Pero ellos ya eran calma y maestros de mi tribu. Son arcoíris en días de lluvia y electricidad que conmueve como la de los atardeceres que no dejan de enamorarnos y de sorprendernos aunque nos acaricien cada día. Como en El Principito, son mis rosas, únicas y especiales, junto a las cuales me gusta sentarme cada día para despedir al sol. Ellos ya eran mi Gente Bonita antes del confinamiento.

Pero, de pronto, es como si todo hubiese florecido, no solo la naturaleza a la que le hemos dado un respiro, sino también los vecinos de la escalera que ya siempre saludan, los paseantes de perros o los policías que patrullan Talamanca. Los conocidos con cuyas suertes me identifico más que nunca y que comparto con una alegría inusitada. La cajera del súper de la esquina, que me contó el martes que durante el confinamiento se había quedado embarazada, poniéndome la piel de gallina y dos lágrimas de alegría en la cara, el encargado del restaurante del miércoles que recordaba nuestros dos vinos preferidos y los había puesto a enfriar porque sabe que nos gustan a menos grados de los debidos.

Mi dentista, quien me limpió el miércoles mucho más que los dientes en una charla cubierta hasta las cejas en la que me sentí como E.T. pero que desnudó al canturrear por Rozalén mientras me pasaba por la boca una pulidora con sabor a flúor. La señora que me dedicó un corazón ayer porque paré risueña para que cruzase por el paso de cebra orgullosa llevando a su nieto, clientes que se han transformado en amigos de los que llegan para quedarse y compañeras cuya dulzura y talento me hacen darme cuenta de la grandísima suerte que tengo de poder coser palabras cada día a su lado.

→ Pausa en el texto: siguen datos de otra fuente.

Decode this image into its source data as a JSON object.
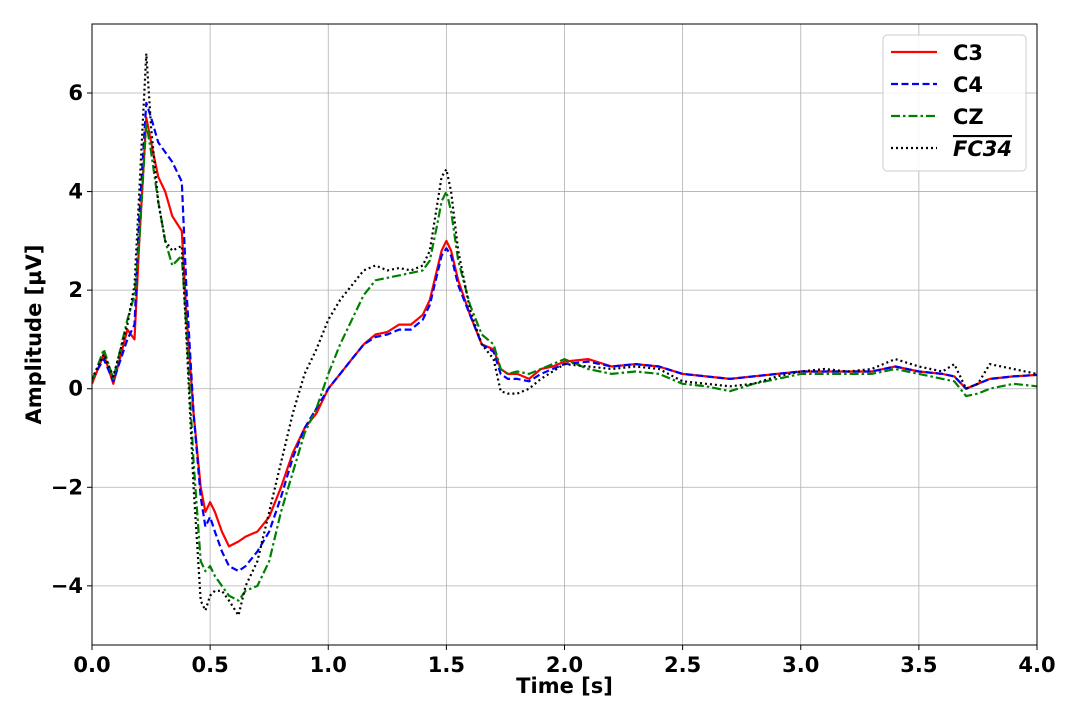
{
  "chart_data": {
    "type": "line",
    "title": "",
    "xlabel": "Time [s]",
    "ylabel": "Amplitude [µV]",
    "xlim": [
      0.0,
      4.0
    ],
    "ylim": [
      -5.2,
      7.4
    ],
    "xticks": [
      0.0,
      0.5,
      1.0,
      1.5,
      2.0,
      2.5,
      3.0,
      3.5,
      4.0
    ],
    "xtick_labels": [
      "0.0",
      "0.5",
      "1.0",
      "1.5",
      "2.0",
      "2.5",
      "3.0",
      "3.5",
      "4.0"
    ],
    "yticks": [
      -4,
      -2,
      0,
      2,
      4,
      6
    ],
    "ytick_labels": [
      "−4",
      "−2",
      "0",
      "2",
      "4",
      "6"
    ],
    "grid": true,
    "legend_position": "top-right",
    "series": [
      {
        "name": "C3",
        "color": "#ff0000",
        "style": "solid",
        "x": [
          0.0,
          0.05,
          0.09,
          0.15,
          0.18,
          0.2,
          0.23,
          0.25,
          0.28,
          0.31,
          0.34,
          0.38,
          0.4,
          0.43,
          0.46,
          0.48,
          0.5,
          0.52,
          0.55,
          0.58,
          0.62,
          0.65,
          0.7,
          0.75,
          0.8,
          0.85,
          0.9,
          0.95,
          1.0,
          1.05,
          1.1,
          1.15,
          1.2,
          1.25,
          1.3,
          1.35,
          1.4,
          1.43,
          1.46,
          1.48,
          1.5,
          1.52,
          1.55,
          1.6,
          1.65,
          1.7,
          1.73,
          1.76,
          1.8,
          1.85,
          1.9,
          1.95,
          2.0,
          2.1,
          2.2,
          2.3,
          2.4,
          2.5,
          2.6,
          2.7,
          2.8,
          2.9,
          3.0,
          3.1,
          3.2,
          3.3,
          3.4,
          3.5,
          3.6,
          3.65,
          3.7,
          3.75,
          3.8,
          3.9,
          4.0
        ],
        "values": [
          0.1,
          0.7,
          0.1,
          1.2,
          1.0,
          3.0,
          5.5,
          5.0,
          4.3,
          4.0,
          3.5,
          3.2,
          1.5,
          -0.5,
          -2.0,
          -2.5,
          -2.3,
          -2.5,
          -2.9,
          -3.2,
          -3.1,
          -3.0,
          -2.9,
          -2.6,
          -2.0,
          -1.3,
          -0.8,
          -0.5,
          0.0,
          0.3,
          0.6,
          0.9,
          1.1,
          1.15,
          1.3,
          1.3,
          1.5,
          1.8,
          2.4,
          2.8,
          3.0,
          2.8,
          2.2,
          1.5,
          0.9,
          0.8,
          0.4,
          0.3,
          0.3,
          0.2,
          0.4,
          0.45,
          0.55,
          0.6,
          0.45,
          0.5,
          0.45,
          0.3,
          0.25,
          0.2,
          0.25,
          0.3,
          0.35,
          0.35,
          0.35,
          0.35,
          0.45,
          0.35,
          0.3,
          0.25,
          0.0,
          0.1,
          0.2,
          0.25,
          0.28
        ]
      },
      {
        "name": "C4",
        "color": "#0000ff",
        "style": "dashed",
        "x": [
          0.0,
          0.05,
          0.09,
          0.15,
          0.18,
          0.2,
          0.23,
          0.25,
          0.28,
          0.31,
          0.34,
          0.38,
          0.4,
          0.43,
          0.46,
          0.48,
          0.5,
          0.52,
          0.55,
          0.58,
          0.62,
          0.65,
          0.7,
          0.75,
          0.8,
          0.85,
          0.9,
          0.95,
          1.0,
          1.05,
          1.1,
          1.15,
          1.2,
          1.25,
          1.3,
          1.35,
          1.4,
          1.43,
          1.46,
          1.48,
          1.5,
          1.52,
          1.55,
          1.6,
          1.65,
          1.7,
          1.73,
          1.76,
          1.8,
          1.85,
          1.9,
          1.95,
          2.0,
          2.1,
          2.2,
          2.3,
          2.4,
          2.5,
          2.6,
          2.7,
          2.8,
          2.9,
          3.0,
          3.1,
          3.2,
          3.3,
          3.4,
          3.5,
          3.6,
          3.65,
          3.7,
          3.75,
          3.8,
          3.9,
          4.0
        ],
        "values": [
          0.2,
          0.6,
          0.15,
          1.0,
          1.3,
          3.5,
          5.8,
          5.5,
          5.0,
          4.8,
          4.6,
          4.2,
          2.0,
          -0.5,
          -2.2,
          -2.8,
          -2.6,
          -2.9,
          -3.3,
          -3.6,
          -3.7,
          -3.6,
          -3.3,
          -2.9,
          -2.2,
          -1.4,
          -0.8,
          -0.4,
          0.0,
          0.3,
          0.6,
          0.9,
          1.05,
          1.1,
          1.2,
          1.2,
          1.4,
          1.7,
          2.3,
          2.7,
          2.85,
          2.7,
          2.1,
          1.5,
          0.9,
          0.75,
          0.3,
          0.2,
          0.2,
          0.15,
          0.3,
          0.4,
          0.5,
          0.55,
          0.45,
          0.5,
          0.45,
          0.3,
          0.25,
          0.2,
          0.25,
          0.3,
          0.35,
          0.35,
          0.35,
          0.35,
          0.45,
          0.35,
          0.3,
          0.25,
          0.0,
          0.1,
          0.2,
          0.25,
          0.28
        ]
      },
      {
        "name": "CZ",
        "color": "#008000",
        "style": "dashdot",
        "x": [
          0.0,
          0.05,
          0.09,
          0.15,
          0.18,
          0.2,
          0.23,
          0.25,
          0.28,
          0.31,
          0.34,
          0.38,
          0.4,
          0.43,
          0.46,
          0.48,
          0.5,
          0.52,
          0.55,
          0.58,
          0.62,
          0.65,
          0.7,
          0.75,
          0.8,
          0.85,
          0.9,
          0.95,
          1.0,
          1.05,
          1.1,
          1.15,
          1.2,
          1.25,
          1.3,
          1.35,
          1.4,
          1.43,
          1.46,
          1.48,
          1.5,
          1.52,
          1.55,
          1.6,
          1.65,
          1.7,
          1.73,
          1.76,
          1.8,
          1.85,
          1.9,
          1.95,
          2.0,
          2.1,
          2.2,
          2.3,
          2.4,
          2.5,
          2.6,
          2.7,
          2.8,
          2.9,
          3.0,
          3.1,
          3.2,
          3.3,
          3.4,
          3.5,
          3.6,
          3.65,
          3.7,
          3.75,
          3.8,
          3.9,
          4.0
        ],
        "values": [
          0.15,
          0.8,
          0.2,
          1.4,
          1.9,
          3.0,
          5.4,
          4.8,
          3.8,
          3.0,
          2.5,
          2.7,
          1.2,
          -1.5,
          -3.5,
          -3.7,
          -3.6,
          -3.8,
          -4.0,
          -4.2,
          -4.3,
          -4.1,
          -4.0,
          -3.5,
          -2.5,
          -1.7,
          -0.9,
          -0.4,
          0.3,
          0.9,
          1.4,
          1.9,
          2.2,
          2.25,
          2.3,
          2.35,
          2.4,
          2.6,
          3.3,
          3.8,
          4.0,
          3.6,
          2.6,
          1.7,
          1.1,
          0.9,
          0.4,
          0.3,
          0.35,
          0.3,
          0.4,
          0.5,
          0.6,
          0.4,
          0.3,
          0.35,
          0.3,
          0.1,
          0.05,
          -0.05,
          0.1,
          0.2,
          0.3,
          0.3,
          0.3,
          0.3,
          0.4,
          0.3,
          0.2,
          0.15,
          -0.15,
          -0.1,
          0.0,
          0.1,
          0.05
        ]
      },
      {
        "name": "FC34",
        "label_overline": true,
        "color": "#000000",
        "style": "dotted",
        "x": [
          0.0,
          0.05,
          0.09,
          0.15,
          0.18,
          0.2,
          0.23,
          0.25,
          0.28,
          0.31,
          0.34,
          0.38,
          0.4,
          0.43,
          0.46,
          0.48,
          0.5,
          0.52,
          0.55,
          0.58,
          0.62,
          0.65,
          0.7,
          0.75,
          0.8,
          0.85,
          0.9,
          0.95,
          1.0,
          1.05,
          1.1,
          1.15,
          1.2,
          1.25,
          1.3,
          1.35,
          1.4,
          1.43,
          1.46,
          1.48,
          1.5,
          1.52,
          1.55,
          1.6,
          1.65,
          1.7,
          1.73,
          1.76,
          1.8,
          1.85,
          1.9,
          1.95,
          2.0,
          2.1,
          2.2,
          2.3,
          2.4,
          2.5,
          2.6,
          2.7,
          2.8,
          2.9,
          3.0,
          3.1,
          3.2,
          3.3,
          3.4,
          3.5,
          3.6,
          3.65,
          3.7,
          3.75,
          3.8,
          3.9,
          4.0
        ],
        "values": [
          0.2,
          0.7,
          0.25,
          1.3,
          2.1,
          4.0,
          6.8,
          5.3,
          3.8,
          3.0,
          2.8,
          2.9,
          1.0,
          -2.0,
          -4.3,
          -4.5,
          -4.2,
          -4.1,
          -4.1,
          -4.3,
          -4.6,
          -4.0,
          -3.5,
          -2.5,
          -1.5,
          -0.5,
          0.3,
          0.8,
          1.4,
          1.8,
          2.1,
          2.4,
          2.5,
          2.4,
          2.45,
          2.4,
          2.5,
          2.8,
          3.7,
          4.3,
          4.45,
          4.0,
          2.8,
          1.6,
          0.9,
          0.6,
          -0.05,
          -0.1,
          -0.1,
          0.0,
          0.2,
          0.35,
          0.5,
          0.45,
          0.4,
          0.45,
          0.4,
          0.15,
          0.1,
          0.05,
          0.1,
          0.25,
          0.35,
          0.4,
          0.35,
          0.4,
          0.6,
          0.45,
          0.35,
          0.5,
          0.0,
          0.1,
          0.5,
          0.4,
          0.3
        ]
      }
    ]
  }
}
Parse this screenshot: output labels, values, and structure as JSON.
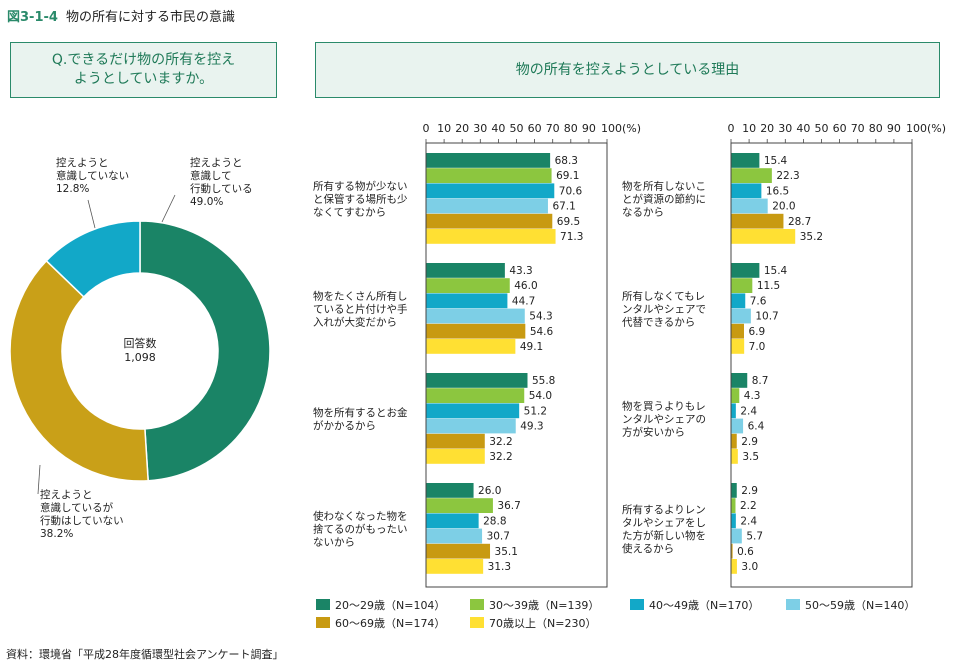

Como les digo, yo siempre he atesorado, valorado y mi mimado a mi Gente Bonita, e incluso me lo he tatuado en la firma digital, en mi cuaderno y en mis versos, pero es que si algo bueno hemos sacado de aquella distopía sobre la que les escribí durante 99 días es que de pronto son más, ¡sois más!, y si esta es la nueva normalidad, ¡qué coño!, igual no todo ha sido tan malo.